Sudah dua minggu berlalu semenjak aku putus dengan Luke. Selama itu juga aku menjalani hari-hariku seperti biasa.
Tidak ada pacar bukan masalah buatku karena masih ada teman-teman yang selalu ada di saat aku membutuhkan mereka.
Bahkan setelah Luke mengirim pesan padaku dan meminta memutuskan hubungan kami, aku hanya membalas dengan kalimat singkat:
'Ya udah gapapa. Makasih buat dua minggunya.'
Hehe. Iya, aku hanya berpacaran dengannya selama dua minggu. Dan tak terasa sudah dua minggu berlalu semenjak hubungan kami berakhir.
Jika mengingat-ingat kenapa aku menerima cintanya dulu, kurasa memang benar kata teman-temanku.
Cinta itu tidak bisa dipaksakan.
Perasaan yang kupikir nyata sayang dan ingin memiliki Luke sejak awal, ternyata tak lebih hanya rasa suka sesaat ... dan ... sedikit bumbu rasa kasihan.
Kurasa ini terdengar jahat dan sok hebat. Maksudku, aku bahkan sudah sadar dari awal bahwa aku takkan bisa membalas perasaan Luke dan mencintainya seperti yang dia lakukan padaku.
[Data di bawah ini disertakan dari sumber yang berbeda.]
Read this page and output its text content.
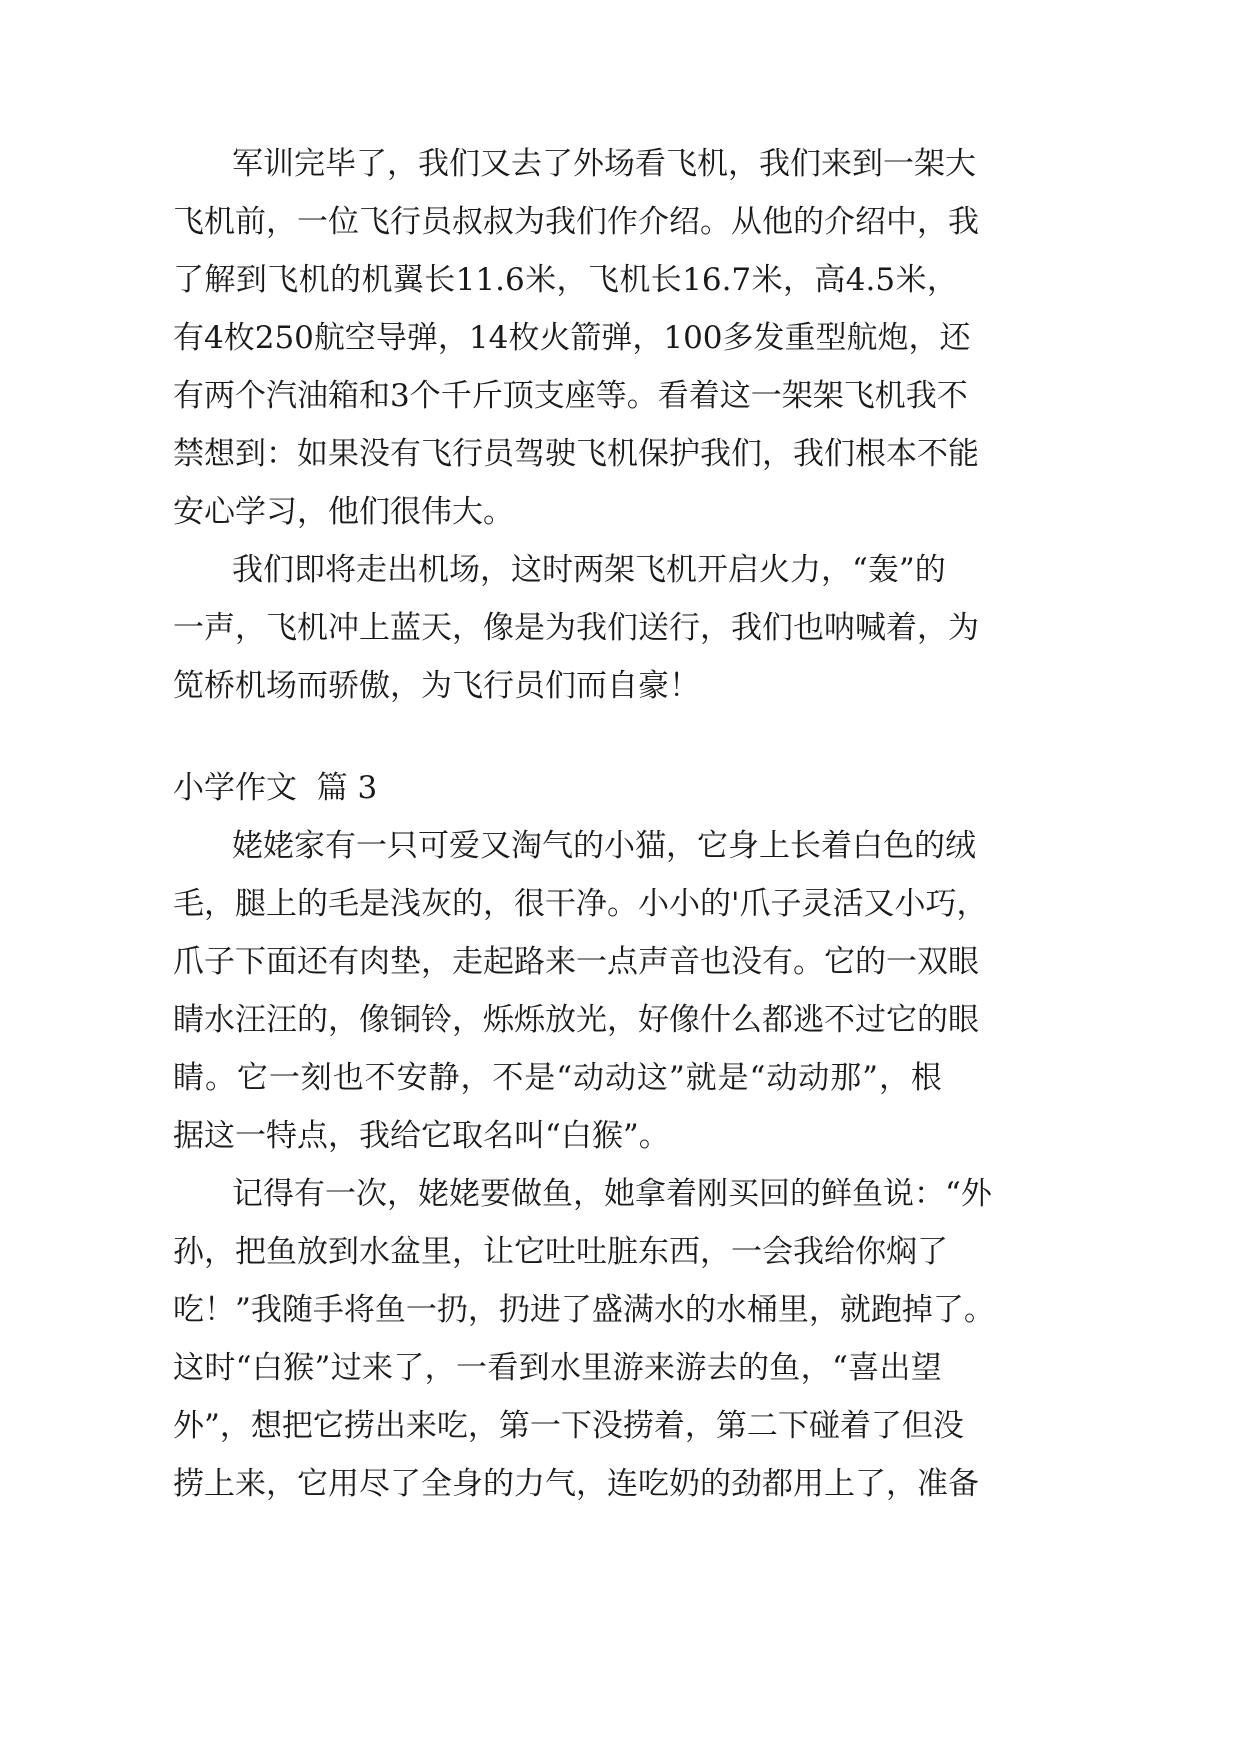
军 训 完 毕 了 ， 我 们 又 去 了 外 场 看 飞 机 ， 我 们 来 到 一 架 大
飞 机 前 ， 一 位 飞 行 员 叔 叔 为 我 们 作 介 绍 。 从 他 的 介 绍 中 ， 我
了 解 到 飞 机 的 机 翼 长 11.6 米 ， 飞 机 长 16.7 米 ， 高 4.5 米 ，
有 4 枚 250 航 空 导 弹 ， 14 枚 火 箭 弹 ， 100 多 发 重 型 航 炮 ， 还
有 两 个 汽 油 箱 和 3 个 千 斤 顶 支 座 等 。 看 着 这 一 架 架 飞 机 我 不
禁 想 到 ： 如 果 没 有 飞 行 员 驾 驶 飞 机 保 护 我 们 ， 我 们 根 本 不 能
安心学习，他们很伟大。
我 们 即 将 走 出 机 场 ， 这 时 两 架 飞 机 开 启 火 力 ， “ 轰 ” 的
一 声 ， 飞 机 冲 上 蓝 天 ， 像 是 为 我 们 送 行 ， 我 们 也 呐 喊 着 ， 为
笕桥机场而骄傲，为飞行员们而自豪！
小学作文  篇 3
姥 姥 家 有 一 只 可 爱 又 淘 气 的 小 猫 ， 它 身 上 长 着 白 色 的 绒
毛 ， 腿 上 的 毛 是 浅 灰 的 ， 很 干 净 。 小 小 的 ' 爪 子 灵 活 又 小 巧 ，
爪 子 下 面 还 有 肉 垫 ， 走 起 路 来 一 点 声 音 也 没 有 。 它 的 一 双 眼
睛 水 汪 汪 的 ， 像 铜 铃 ， 烁 烁 放 光 ， 好 像 什 么 都 逃 不 过 它 的 眼
睛 。 它 一 刻 也 不 安 静 ， 不 是 “ 动 动 这 ” 就 是 “ 动 动 那 ” ， 根
据这一特点，我给它取名叫“白猴”。
记 得 有 一 次 ， 姥 姥 要 做 鱼 ， 她 拿 着 刚 买 回 的 鲜 鱼 说 ： “ 外
孙 ， 把 鱼 放 到 水 盆 里 ， 让 它 吐 吐 脏 东 西 ， 一 会 我 给 你 焖 了
吃 ！ ” 我 随 手 将 鱼 一 扔 ， 扔 进 了 盛 满 水 的 水 桶 里 ， 就 跑 掉 了 。
这 时 “ 白 猴 ” 过 来 了 ， 一 看 到 水 里 游 来 游 去 的 鱼 ， “ 喜 出 望
外 ” ， 想 把 它 捞 出 来 吃 ， 第 一 下 没 捞 着 ， 第 二 下 碰 着 了 但 没
捞 上 来 ， 它 用 尽 了 全 身 的 力 气 ， 连 吃 奶 的 劲 都 用 上 了 ， 准 备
Luke sudah mengorbankan banyak waktu, tenaga hingga materi selama berpacaran denganku. Tapi aku merasa selama dua minggu hubungan kami berjalan, aku benar-benar tidak bisa membalas dengan impas perasaannya untukku.
Bukannya aku sok hebat atau bagaimana tapi bagiku cinta itu datang karena kebiasaan dan jujur saja aku bukan penganut cinta pada pandangan pertama seperti Luke atau Kaya.
Butuh proses panjang untuk menjalin hubungan hingga berakhir mencintai satu sama lain, memberikan kasih sayang kepada pasangan dan lain sebagainya.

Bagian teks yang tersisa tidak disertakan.